Le social, parlons-en

Un projet dingue, asocial.

Certains pensent que c’est parce que ce projet est social que les riverains sont contre.

Ils feraient partie peut-être de ces gens friqués, dédaigneux vis-à-vis des classes sociales défavorisées.

Sachez en premier lieu que pour eux SOCIAL n’est pas un gros mot.

Mais l’actualité nous rappelle chaque jour que les barres sociales sont à l’origine de nos gros maux.

De ce fait, faut-il disperser les bâtiments sociaux dans tous les secteurs de toutes les villes ? Nous sommes pour, mais avec des réserves de bons sens.

Est-il utile de parachuter ces bâtiments sociaux dans des quartiers touristiques. Pourquoi pas les pieds dans l’eau, zone convoitée par ceux qui ont réussi dans la vie, parce qu’ils ont bossé toute leur vie pour cela. La zone touristique est un moteur de l'économie seynoise. Faut-il la plomber?

La Seyne n’est-elle pas déjà victime de cette concentration de bâtiments sociaux ? Et les mettre dans les quartiers épargnés ne va-t-il pas achever la réputation déjà désastreuse de cette ville ? Pourquoi La Seyne serait la solution sociale de la Métropole TPM. Tout en sachant que sur Berthe il y a 400 logements inoccupés et que le centre ville est hideux et à refaire.

Sans vouloir refaire le monde, plutôt que de sectoriser les quotas sociaux pratiquement au niveau des rues, ne faut-il pas élargir au niveau des territoires et des régions? Prenons comme exemple ces villes périphériques comme Signes, où il y a des espaces libres considérables. Pourquoi ne pas y mettre ces habitations sociales, mais en R+2 uniquement pour ne pas commettre les mêmes bêtises.

Pourquoi Signes ? Parce qu’il y a une zone industrielle importante, des PME, et donc du travail. Donc au total des logements dignes et du travail. Bref les ingrédients d’une vie décente.

Pour revenir à La Seyne, notre Mairesse actuelle avait promis de refaire des logements sociaux dignes dans le centre ville. Certaines rues de ce centre ville sont dans un état déplorable et font honte à la ville. L'intérêt de cette restauration vers le social est triple : subventions d'Etat, rénovation qui enjolive la ville qui en a bien besoin, et réponse à un besoin de loger des Français sans trop de moyens.
 

Mais on s’aperçoit que les quotas pour les logements sociaux sont régis par des lois qui sont dignes de la Chine Populaire : répartition par secteurs dans une ville, impact environnemental et social (des résidents) totalement ignorés par la loi, programme qui passe en force où les Maires n’ont pas leur mot à dire, PLU mal interprété ou désuet.

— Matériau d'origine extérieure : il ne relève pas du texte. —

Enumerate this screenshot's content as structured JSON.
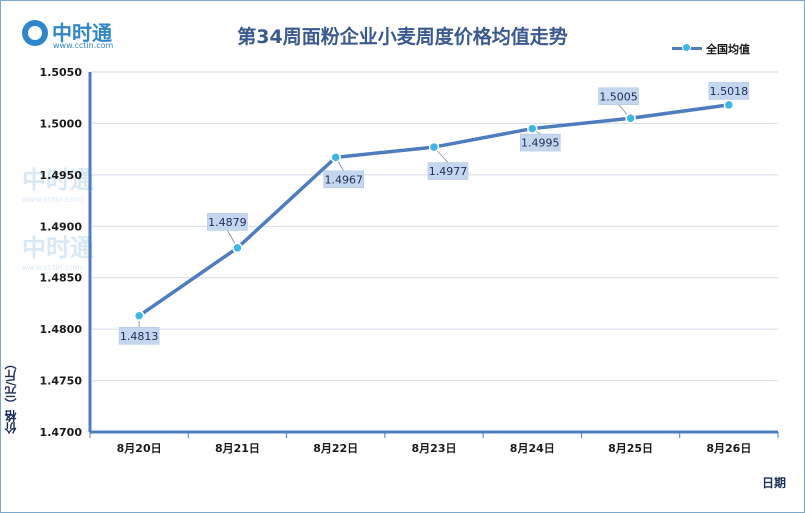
{
  "logo": {
    "text": "中时通",
    "url": "www.cctin.com"
  },
  "chart_data": {
    "type": "line",
    "title": "第34周面粉企业小麦周度价格均值走势",
    "xlabel": "日期",
    "ylabel": "价格（元/斤）",
    "categories": [
      "8月20日",
      "8月21日",
      "8月22日",
      "8月23日",
      "8月24日",
      "8月25日",
      "8月26日"
    ],
    "series": [
      {
        "name": "全国均值",
        "values": [
          1.4813,
          1.4879,
          1.4967,
          1.4977,
          1.4995,
          1.5005,
          1.5018
        ]
      }
    ],
    "data_labels": [
      "1.4813",
      "1.4879",
      "1.4967",
      "1.4977",
      "1.4995",
      "1.5005",
      "1.5018"
    ],
    "ylim": [
      1.47,
      1.505
    ],
    "yticks": [
      "1.4700",
      "1.4750",
      "1.4800",
      "1.4850",
      "1.4900",
      "1.4950",
      "1.5000",
      "1.5050"
    ],
    "grid": true,
    "legend_position": "top-right",
    "colors": {
      "line": "#4d7cbf",
      "marker": "#3fb6e8",
      "label_bg": "#c5d7ee",
      "axis": "#4d7cbf"
    }
  }
}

C’est le cas du projet fou sur Mar Vivo. 23 logements dans une impasse, au fond du cul de sac, face à un immeuble social, la maison des petits frères des pauvres. Cette dernière va avoir des difficultés à bien fonctionner pour sa raison d’être : s’occuper d’handicapés et de personnes âgées sans moyen qui ont besoin de calme. Oui c’est du social également. De plus sur cette voie étroite qui serait ouverte à 40 voitures supplémentaires, même pas un passage pour piéton et handicapés.

Projet fou proche de petites maisons tranquilles d'après-guerre occupés par des retraités sans guère de ressources, et qui ne trouveront plus une place pour se garer. Adieu la tranquillité. C'est du social également, un quartier qui va perdre son âme.

La maison de retraités qui va se trouver à l'ombre de cet immeuble, c'est un sacrifice logique pour faire du social?

Sans oublier de dire ce que l’on n’a pas le droit de dire en fonction de la bien-pensance : 100% social, ce sont des incivilités, des feux de voitures le 14 Juillet, du bruit, des accidents de route car la difficulté d’emprunter la route principale est délicate.

Mais surtout si vous traitez ces riverains de petits friqués sans âme, venez voir sur place où va s’implanter le projet. C’est seulement après que vous pourrez parler en connaissance de cause.

Mais en ce qui nous concerne, nous maintenons que c’est un projet fou, où les lois rigides l’emportent sur la raison, et où la municipalité actuelle, contrairement à ses promesses, n'a rien fait pour combattre ce projet de dingue.

L'analyse progressive du dossier par des experts montre que la municipalité pouvait facilement s'opposer, en vrai, et non en mots, à ce projet.